During the year, Scott Automation's new and refurbished Auckland Technology
Centre was completed and officially opened on the 29th July 2004. This
milestone marked the completion of our current Auckland site development
programme however it also marked the beginning of the next phase of our
business development programme.

A key element of the company's growth and diversification strategy is to
maintain and develop group operational synergies allowing inter-divisional
workload sharing to maximise efficient utilisation of the group resource as a
whole.

Scott Automation's Auckland operation now complements this philosophy
increasing the Group's overall resource to 11,000 square meters of first
class design and manufacturing facilities and the cumulative experience of
250 skilled staff.

Although the New Zealand wine industry is experiencing phenomenal growth, the
company wishes to remain focused upon its core (high tech manufacturing)
business and has negotiated the sale of the indent winery equipment business
to the senior management of the wine & beverage division.

The purchasers will continue to work closely with the company to provide an
increased level of single source service to the wine industry and will market
the company's manufactured winery equipment.

OUTLOOK

We enter 2005 year with an extensive order book.  This work has been secured
in a very competitive environment and provides management with a single
minded focus - to be smart and effective in the way we design and build these
systems, to meet project schedules and to maintain profitability.

The company's achievements represent the cumulative achievements of all staff
and I take this opportunity to thank all our employees who have contributed
so much to the success of the company this year.  The management team of
Scott Technology Ltd believe Scott's future and opportunities are exciting
and look forward to building on the results achieved to date.

Doing that which is easy provides little challenge and usually produces
little reward.
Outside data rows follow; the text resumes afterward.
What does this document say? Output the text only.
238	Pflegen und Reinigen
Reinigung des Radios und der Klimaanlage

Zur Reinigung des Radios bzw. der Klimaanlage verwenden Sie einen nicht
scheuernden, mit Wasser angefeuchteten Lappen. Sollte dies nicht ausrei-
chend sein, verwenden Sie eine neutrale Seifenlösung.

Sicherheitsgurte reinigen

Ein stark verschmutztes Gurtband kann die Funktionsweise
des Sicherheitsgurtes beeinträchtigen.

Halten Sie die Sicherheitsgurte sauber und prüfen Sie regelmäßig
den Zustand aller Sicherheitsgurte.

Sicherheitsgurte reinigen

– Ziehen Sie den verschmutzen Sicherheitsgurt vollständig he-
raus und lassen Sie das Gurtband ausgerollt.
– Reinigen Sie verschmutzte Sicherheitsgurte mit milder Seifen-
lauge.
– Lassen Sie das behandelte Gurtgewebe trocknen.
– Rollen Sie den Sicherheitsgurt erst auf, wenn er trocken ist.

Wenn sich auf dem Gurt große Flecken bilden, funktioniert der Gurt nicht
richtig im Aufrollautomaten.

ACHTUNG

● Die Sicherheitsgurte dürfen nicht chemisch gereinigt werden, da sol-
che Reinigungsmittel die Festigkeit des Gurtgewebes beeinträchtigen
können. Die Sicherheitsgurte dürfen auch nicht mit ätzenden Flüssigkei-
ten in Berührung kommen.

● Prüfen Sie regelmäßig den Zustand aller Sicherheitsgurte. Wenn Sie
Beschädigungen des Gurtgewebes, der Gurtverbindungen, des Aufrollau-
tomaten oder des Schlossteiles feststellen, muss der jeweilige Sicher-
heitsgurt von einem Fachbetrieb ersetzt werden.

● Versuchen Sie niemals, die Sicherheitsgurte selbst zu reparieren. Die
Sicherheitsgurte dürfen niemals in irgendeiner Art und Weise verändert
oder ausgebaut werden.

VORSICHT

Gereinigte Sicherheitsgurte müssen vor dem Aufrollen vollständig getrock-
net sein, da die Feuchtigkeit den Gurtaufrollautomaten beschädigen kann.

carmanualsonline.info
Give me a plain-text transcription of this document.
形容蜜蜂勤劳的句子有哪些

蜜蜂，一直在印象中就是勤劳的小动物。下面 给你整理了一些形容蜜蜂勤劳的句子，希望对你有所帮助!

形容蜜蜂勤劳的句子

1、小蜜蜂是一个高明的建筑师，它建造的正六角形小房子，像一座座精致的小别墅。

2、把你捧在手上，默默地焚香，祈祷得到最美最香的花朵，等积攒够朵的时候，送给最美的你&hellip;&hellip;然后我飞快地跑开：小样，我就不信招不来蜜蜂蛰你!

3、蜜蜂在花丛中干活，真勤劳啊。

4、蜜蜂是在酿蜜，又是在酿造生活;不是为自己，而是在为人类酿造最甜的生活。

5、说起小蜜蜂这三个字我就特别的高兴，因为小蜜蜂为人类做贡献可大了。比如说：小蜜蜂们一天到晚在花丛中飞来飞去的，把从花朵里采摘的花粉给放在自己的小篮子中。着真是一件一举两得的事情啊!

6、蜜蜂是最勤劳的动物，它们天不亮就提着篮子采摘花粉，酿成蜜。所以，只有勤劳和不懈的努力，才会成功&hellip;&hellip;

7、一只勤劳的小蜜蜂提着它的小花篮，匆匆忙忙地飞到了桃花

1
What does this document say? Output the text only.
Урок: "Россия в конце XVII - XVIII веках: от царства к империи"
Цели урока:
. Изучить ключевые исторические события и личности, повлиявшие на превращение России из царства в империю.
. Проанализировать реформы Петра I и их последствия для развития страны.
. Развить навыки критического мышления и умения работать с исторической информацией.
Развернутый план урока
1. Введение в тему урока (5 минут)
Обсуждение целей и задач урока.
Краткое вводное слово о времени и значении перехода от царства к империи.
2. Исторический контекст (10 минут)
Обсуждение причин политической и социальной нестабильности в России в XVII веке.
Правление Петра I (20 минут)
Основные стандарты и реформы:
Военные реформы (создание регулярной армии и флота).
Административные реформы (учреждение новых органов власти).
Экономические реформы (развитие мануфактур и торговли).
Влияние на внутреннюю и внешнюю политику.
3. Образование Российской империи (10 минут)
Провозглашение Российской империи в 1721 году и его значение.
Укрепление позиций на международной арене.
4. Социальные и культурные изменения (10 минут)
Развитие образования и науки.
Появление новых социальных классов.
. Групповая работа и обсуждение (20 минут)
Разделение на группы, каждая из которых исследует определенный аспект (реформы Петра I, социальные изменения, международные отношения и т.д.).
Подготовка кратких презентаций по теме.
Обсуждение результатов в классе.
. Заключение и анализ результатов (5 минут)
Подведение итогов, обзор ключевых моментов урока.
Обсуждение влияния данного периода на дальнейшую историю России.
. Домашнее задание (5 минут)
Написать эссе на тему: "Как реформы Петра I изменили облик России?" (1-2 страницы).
Scott's business is built upon achieving that which is
difficult & demanding to provide superior solutions within shorter schedules
at more competitive prices. Success in our business doesn't just happen - it
requires, vision, passion, commitment and a team effort. As Chief Executive,
I look forward to facing the challenges ahead with, and as part of, this
team.

Finally, I would like to express my personal appreciation and thanks to the
Chairman and fellow Directors, Managers, Staff and Shareholders for your
guidance, support, dedication and commitment.